해저지층의 지질특성을 파악하는 것은 지구과학 및 공학에서 중요한 과업으로 신뢰도 높은 탐사자료를 확보하는 경우 가능하다. 대한민국 남동해역 대한해협 천부 지층의 특성을 파악하기 위하여 심부 시추 지층물성 실험실 분석자료와 탄성파 탐사자료를 확보하였고, 이를 통합 분석하였다. 해저면 심도 200 m 하부까지 심부 시추코어를 회수하여 천부 지층 탄성파 음파속도 로그를 얻었고, 탄성파 단면과 대비하였다. 지층 음파속도 로그와 시간 영역 탄성파 자료는 시간-심도 변환을 수행하여 상관성이 15%에서 45%로 증가하였다. 탄성파 임피던스 초기모형을 설정하고 모형기반, 대역제한 및 산재쐐기 역산을 각각 수행하여 결과를 비교하였다. 도출된 탄성파 임피던스는 천부 지층 내부 퇴적층이 우세한 영역과 미고결 영역에서 변화되는 양상을 보였다. 본 연구에서 수행된 음파 임피던스 역산 기법은 향후 지층 물성분석 로그자료와 탄성파자료의 추가 확보 시 통합 분석을 위한 프레임워크로, 임피던스 분포 단면은 해저면 단층 규명과 천부가스 누출 탐지 등에 활용 가능하다. 국내 해양 심부 시추는 이산화탄소 저장 후보지 특성 파악과 자원 부존 평가 등을 목적으로 지속 추진되고 있으므로 통합 역산의 지구물리 분야 적용 가치가 높아질 것으로 기대된다.

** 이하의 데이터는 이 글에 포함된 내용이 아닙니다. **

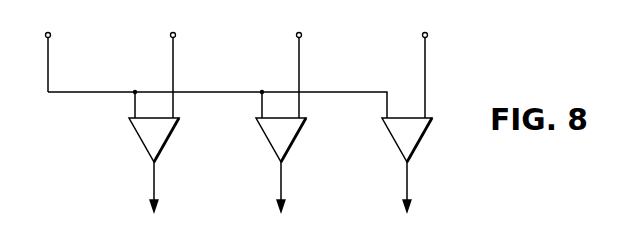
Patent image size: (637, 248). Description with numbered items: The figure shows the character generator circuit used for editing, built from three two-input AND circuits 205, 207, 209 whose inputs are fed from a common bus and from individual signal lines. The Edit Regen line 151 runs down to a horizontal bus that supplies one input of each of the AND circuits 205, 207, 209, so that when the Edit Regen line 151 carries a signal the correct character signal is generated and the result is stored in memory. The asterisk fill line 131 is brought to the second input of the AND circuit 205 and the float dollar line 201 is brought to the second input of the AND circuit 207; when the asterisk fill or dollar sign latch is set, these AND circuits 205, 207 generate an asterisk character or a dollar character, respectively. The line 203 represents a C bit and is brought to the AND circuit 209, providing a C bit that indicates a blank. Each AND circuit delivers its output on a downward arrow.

The Edit Regen line 151 is at (46, 50).
The asterisk fill line 131 is at (171, 50).
The float dollar line 201 is at (297, 50).
The C bit line 203 is at (423, 50).
The AND circuit 205 is at (168, 139).
The AND circuit 207 is at (295, 139).
The AND circuit 209 is at (421, 139).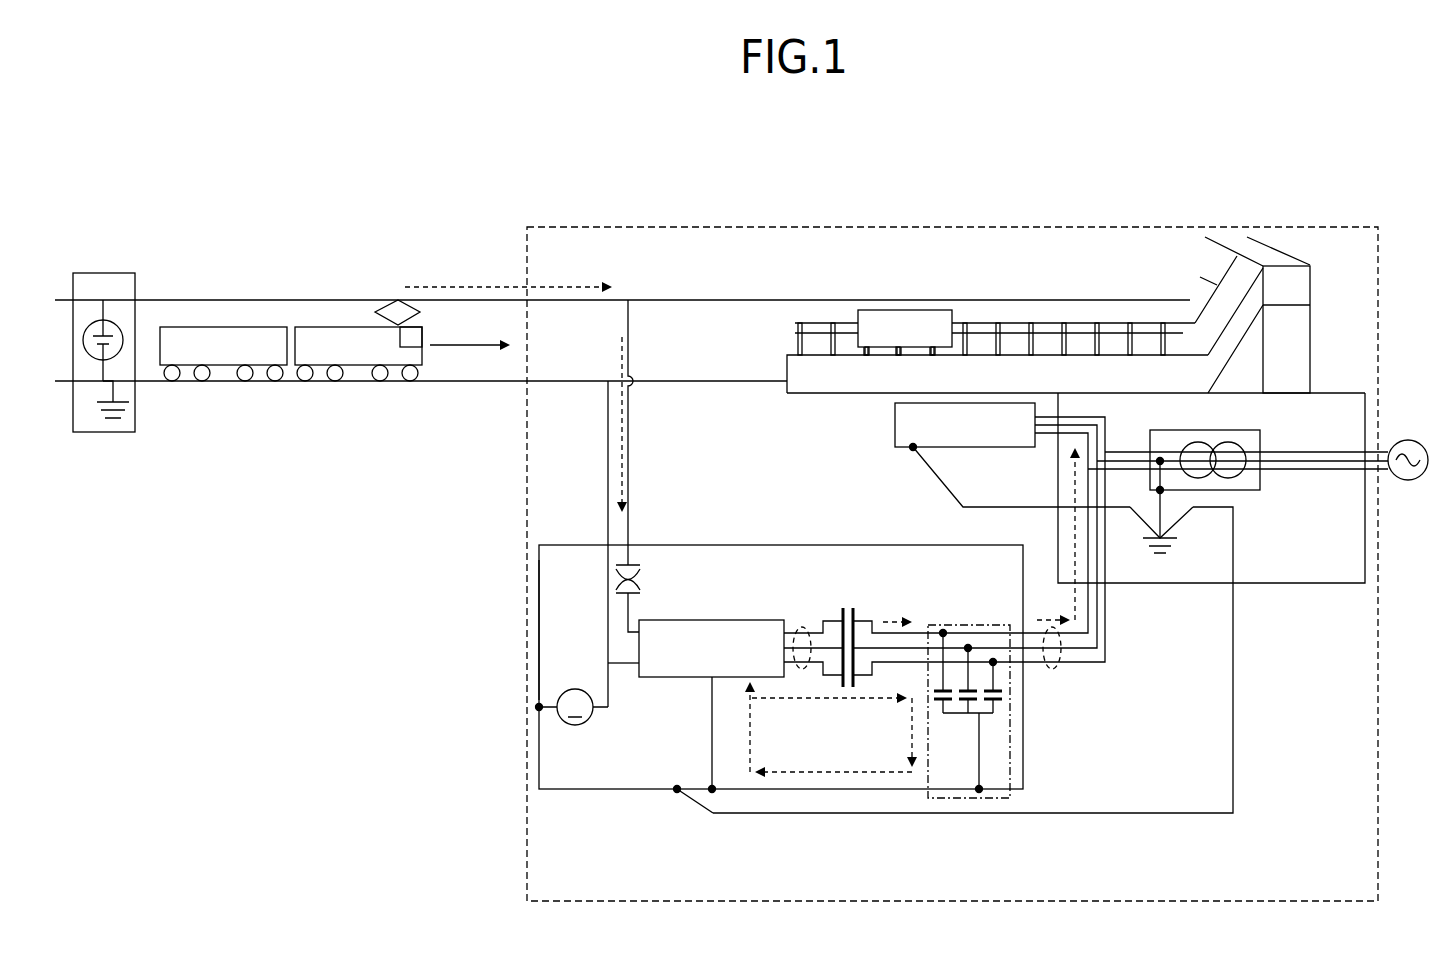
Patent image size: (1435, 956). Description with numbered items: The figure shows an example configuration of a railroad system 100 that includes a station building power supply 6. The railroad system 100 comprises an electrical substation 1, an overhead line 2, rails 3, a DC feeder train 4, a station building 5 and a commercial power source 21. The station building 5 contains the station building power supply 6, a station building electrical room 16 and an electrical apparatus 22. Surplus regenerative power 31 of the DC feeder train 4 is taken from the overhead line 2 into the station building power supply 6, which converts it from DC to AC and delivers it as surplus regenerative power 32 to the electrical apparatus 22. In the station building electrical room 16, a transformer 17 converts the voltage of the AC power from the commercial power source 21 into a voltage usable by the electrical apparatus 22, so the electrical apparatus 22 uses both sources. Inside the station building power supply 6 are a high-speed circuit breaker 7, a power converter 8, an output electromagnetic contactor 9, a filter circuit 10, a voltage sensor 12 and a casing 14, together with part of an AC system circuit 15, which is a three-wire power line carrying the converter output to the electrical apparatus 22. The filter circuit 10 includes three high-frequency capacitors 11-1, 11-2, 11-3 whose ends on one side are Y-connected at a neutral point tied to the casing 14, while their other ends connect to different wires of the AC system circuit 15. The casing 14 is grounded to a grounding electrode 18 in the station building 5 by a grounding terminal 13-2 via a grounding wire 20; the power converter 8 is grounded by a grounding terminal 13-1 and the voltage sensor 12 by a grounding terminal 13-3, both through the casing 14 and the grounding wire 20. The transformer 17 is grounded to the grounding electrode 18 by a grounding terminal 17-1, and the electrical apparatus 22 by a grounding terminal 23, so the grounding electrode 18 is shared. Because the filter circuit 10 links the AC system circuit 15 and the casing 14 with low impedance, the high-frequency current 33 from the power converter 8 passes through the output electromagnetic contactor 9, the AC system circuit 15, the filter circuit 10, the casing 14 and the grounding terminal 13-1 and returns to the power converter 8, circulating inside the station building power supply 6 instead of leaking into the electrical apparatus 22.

In geoscience and engineering the geological characteristics of sediment strata is crucial and possible if reliable borehole logging and seismic data are available. To investigate the characteristics of the shallow strata in the Korea Strait, laboratory sonic logs were obtained from deep borehole data and seismic section. In this study, we integrated and analyzed the sonic log data obtained from the drilling core (down to a depth of 200 m below the seabed) and multichannel seismic section. The correlation value was increased from 15% to 45% through time-depth conversion. An initial model of P-wave impedance was set, and the results were compared by performing model-based, band-limited, and sparse-spike inversions. The derived P-impedance distributions exhibited differences between sediment-dominant and unconsolidated layers. The P-impedance inversion process can be used as a framework for an integrated analysis of additional core logs and seismic data in the future. Furthermore, the derived P-impedance can be used to detect shallow gas-saturated regions or faults in the shallow sediment. As domestic deep drilling is being performed continuously for identifying the characteristics of carbon dioxide storage candidates and evaluating resources, the applicability of the integrated inversion will increase in the future.

키워드

과제정보

본 연구는 한국지질자원연구원 주요사업인 "3D 해저 정밀영상화를 위한 복합 탄성파 탐사 및 실규모 고분해능 처리기술 개발(23-3312)"과제와 "CO2 지중저장소 저장효율 향상 및 안전성 평가 기술 개발(23-3413)"과제의 일환으로 수행되었습니다.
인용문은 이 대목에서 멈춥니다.